The tax rate for listed banking companies, insurance companies, and financial institutions is 40% and 42.5% for non-listed ones. The tax rate is 45% for Cigarette manufacturers and mobile phone operators before the additional surcharge.
Companies that produce and export knitted garments and woven garments get an exemption of 20% on corporate income tax. The tax rate of companies engaged in the production or export of jute products is 10%. Usually, a company gets a 50% exemption on export earnings.
As per the Finance Act 2015, any eligible taxpayer with an income above BDT 250,000 and female taxpayers and senior taxpayers of age 65 years and above with an income of BDT300,000 needs to pay income tax. The tax-free income threshold limit for retarded taxpayers is BDT 3,75,000. Listed war-wounded freedom fighters need to pay income tax if the income crosses Tk. 4,25,000.
The minimum tax for any individual differs according to the location of residence.
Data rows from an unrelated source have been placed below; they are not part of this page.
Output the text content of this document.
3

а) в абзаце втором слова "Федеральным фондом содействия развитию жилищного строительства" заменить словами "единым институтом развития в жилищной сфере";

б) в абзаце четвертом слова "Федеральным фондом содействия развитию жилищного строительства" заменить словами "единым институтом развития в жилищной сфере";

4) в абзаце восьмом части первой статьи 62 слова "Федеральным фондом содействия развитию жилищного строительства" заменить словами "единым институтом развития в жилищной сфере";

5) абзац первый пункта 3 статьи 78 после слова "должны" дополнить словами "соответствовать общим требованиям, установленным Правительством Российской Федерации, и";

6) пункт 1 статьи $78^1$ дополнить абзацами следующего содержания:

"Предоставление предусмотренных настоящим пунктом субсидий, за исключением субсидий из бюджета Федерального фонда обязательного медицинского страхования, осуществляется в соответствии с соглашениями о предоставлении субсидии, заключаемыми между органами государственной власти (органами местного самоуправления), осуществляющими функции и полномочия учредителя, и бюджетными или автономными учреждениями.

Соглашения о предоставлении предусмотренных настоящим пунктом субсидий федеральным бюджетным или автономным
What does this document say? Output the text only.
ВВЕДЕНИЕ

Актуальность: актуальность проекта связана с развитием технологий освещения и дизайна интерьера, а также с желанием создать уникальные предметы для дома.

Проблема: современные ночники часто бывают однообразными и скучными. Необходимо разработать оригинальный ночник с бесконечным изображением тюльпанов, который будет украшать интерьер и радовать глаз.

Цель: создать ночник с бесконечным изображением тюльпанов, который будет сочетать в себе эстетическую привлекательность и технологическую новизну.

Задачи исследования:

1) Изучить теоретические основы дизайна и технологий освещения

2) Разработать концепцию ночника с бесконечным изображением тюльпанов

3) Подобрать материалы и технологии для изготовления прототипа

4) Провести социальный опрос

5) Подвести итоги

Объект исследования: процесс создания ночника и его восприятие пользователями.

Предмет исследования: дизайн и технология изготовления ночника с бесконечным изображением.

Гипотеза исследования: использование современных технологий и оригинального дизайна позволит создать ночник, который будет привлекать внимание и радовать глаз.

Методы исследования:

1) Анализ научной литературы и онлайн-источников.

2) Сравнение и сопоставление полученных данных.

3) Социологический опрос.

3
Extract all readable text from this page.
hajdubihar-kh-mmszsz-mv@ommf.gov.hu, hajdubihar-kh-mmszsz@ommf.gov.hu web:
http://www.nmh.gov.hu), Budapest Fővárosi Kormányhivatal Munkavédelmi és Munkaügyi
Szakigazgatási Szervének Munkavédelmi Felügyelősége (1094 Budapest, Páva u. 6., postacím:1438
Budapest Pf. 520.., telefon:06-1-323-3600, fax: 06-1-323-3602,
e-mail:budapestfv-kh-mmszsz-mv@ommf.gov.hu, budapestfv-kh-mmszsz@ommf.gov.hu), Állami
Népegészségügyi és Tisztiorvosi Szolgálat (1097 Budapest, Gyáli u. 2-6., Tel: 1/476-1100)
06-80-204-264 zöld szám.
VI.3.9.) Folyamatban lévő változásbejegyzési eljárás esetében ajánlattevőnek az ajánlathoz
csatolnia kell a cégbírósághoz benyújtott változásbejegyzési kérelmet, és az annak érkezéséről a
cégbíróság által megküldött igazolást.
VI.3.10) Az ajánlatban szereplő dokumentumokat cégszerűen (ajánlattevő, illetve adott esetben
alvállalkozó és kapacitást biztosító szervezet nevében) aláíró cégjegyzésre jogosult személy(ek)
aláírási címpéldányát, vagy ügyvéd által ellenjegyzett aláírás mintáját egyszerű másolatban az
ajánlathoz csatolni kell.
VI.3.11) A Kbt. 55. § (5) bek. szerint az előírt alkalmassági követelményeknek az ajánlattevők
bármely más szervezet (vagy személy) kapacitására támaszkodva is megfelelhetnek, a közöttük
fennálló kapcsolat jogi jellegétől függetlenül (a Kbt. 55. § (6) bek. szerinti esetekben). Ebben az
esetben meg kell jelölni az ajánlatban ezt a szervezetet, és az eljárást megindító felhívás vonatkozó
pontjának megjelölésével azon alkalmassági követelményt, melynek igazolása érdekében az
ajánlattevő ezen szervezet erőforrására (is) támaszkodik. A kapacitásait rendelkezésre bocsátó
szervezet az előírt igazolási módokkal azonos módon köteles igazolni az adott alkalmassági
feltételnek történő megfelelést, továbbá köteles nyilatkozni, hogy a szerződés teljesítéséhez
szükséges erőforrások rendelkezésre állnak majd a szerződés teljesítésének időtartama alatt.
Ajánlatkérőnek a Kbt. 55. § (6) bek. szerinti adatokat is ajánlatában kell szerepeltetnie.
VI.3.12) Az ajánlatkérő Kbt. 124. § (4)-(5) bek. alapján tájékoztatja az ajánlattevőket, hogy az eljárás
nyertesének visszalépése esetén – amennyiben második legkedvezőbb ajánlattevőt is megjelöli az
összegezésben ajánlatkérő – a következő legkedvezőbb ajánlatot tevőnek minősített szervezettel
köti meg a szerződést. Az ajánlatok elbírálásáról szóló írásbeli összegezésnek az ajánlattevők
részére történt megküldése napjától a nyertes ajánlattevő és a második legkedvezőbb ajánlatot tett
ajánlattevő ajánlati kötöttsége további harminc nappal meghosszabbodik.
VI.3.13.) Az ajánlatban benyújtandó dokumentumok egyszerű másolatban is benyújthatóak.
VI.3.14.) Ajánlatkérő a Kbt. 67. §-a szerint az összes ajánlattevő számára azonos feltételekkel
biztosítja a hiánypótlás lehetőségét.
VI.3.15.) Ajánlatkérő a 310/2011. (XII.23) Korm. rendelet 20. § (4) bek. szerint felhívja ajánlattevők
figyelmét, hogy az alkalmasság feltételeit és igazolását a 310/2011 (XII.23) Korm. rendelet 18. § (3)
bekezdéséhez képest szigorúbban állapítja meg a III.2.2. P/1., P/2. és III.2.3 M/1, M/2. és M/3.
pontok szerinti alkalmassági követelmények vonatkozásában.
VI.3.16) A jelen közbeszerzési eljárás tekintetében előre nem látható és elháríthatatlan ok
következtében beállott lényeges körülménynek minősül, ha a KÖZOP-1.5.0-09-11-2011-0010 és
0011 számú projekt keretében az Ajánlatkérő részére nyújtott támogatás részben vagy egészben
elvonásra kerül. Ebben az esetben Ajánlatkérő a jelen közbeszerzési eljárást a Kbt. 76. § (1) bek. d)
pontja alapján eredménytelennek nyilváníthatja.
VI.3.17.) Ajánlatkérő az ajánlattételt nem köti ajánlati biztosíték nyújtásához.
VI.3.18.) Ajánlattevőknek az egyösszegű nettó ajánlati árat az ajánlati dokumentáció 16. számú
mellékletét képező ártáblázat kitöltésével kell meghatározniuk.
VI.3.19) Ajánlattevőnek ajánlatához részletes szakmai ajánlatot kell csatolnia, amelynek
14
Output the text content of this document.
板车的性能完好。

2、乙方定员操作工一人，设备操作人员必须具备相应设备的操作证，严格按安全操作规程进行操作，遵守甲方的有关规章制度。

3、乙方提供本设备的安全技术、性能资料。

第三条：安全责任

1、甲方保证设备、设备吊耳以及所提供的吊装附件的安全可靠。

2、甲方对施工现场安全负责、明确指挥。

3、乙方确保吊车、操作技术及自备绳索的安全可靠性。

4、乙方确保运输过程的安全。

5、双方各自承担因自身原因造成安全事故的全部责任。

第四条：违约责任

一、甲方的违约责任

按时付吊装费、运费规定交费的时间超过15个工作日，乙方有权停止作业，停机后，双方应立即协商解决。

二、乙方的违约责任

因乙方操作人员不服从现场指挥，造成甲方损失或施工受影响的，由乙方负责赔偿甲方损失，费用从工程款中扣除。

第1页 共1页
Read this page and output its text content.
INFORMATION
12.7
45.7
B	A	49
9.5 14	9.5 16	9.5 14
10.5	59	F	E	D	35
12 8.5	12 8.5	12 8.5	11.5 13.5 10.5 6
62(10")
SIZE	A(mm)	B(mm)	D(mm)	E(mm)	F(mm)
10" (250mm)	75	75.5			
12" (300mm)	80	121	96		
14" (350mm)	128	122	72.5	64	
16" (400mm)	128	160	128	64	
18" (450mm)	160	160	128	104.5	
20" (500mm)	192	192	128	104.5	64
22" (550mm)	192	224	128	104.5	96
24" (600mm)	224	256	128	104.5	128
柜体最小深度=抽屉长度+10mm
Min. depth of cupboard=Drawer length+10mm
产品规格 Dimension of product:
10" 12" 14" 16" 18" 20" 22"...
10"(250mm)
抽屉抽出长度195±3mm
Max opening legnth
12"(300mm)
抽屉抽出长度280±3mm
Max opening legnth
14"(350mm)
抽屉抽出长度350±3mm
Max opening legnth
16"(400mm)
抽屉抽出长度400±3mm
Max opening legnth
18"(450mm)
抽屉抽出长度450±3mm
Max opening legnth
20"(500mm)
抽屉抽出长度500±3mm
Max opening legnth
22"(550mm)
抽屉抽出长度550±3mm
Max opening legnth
For example, in Dhaka and Chittagong City Corporation area, the tax is BDT 5,000; in other City Corporations area, it is BDT 4,000, and in any other areas, it is BDT 3,000.
Taxation is a vital entity of any and every growing country. Having a certain amount of knowledge about different types of taxation and about the new amendments related to taxation can take the people a long way.
As mentioned before, unawareness about types of taxation among the people of Bangladesh is very common and problematic. This ignorance costs the people a hassle in terms of documenting their incomes as well as getting proper exemption which is rightfully theirs.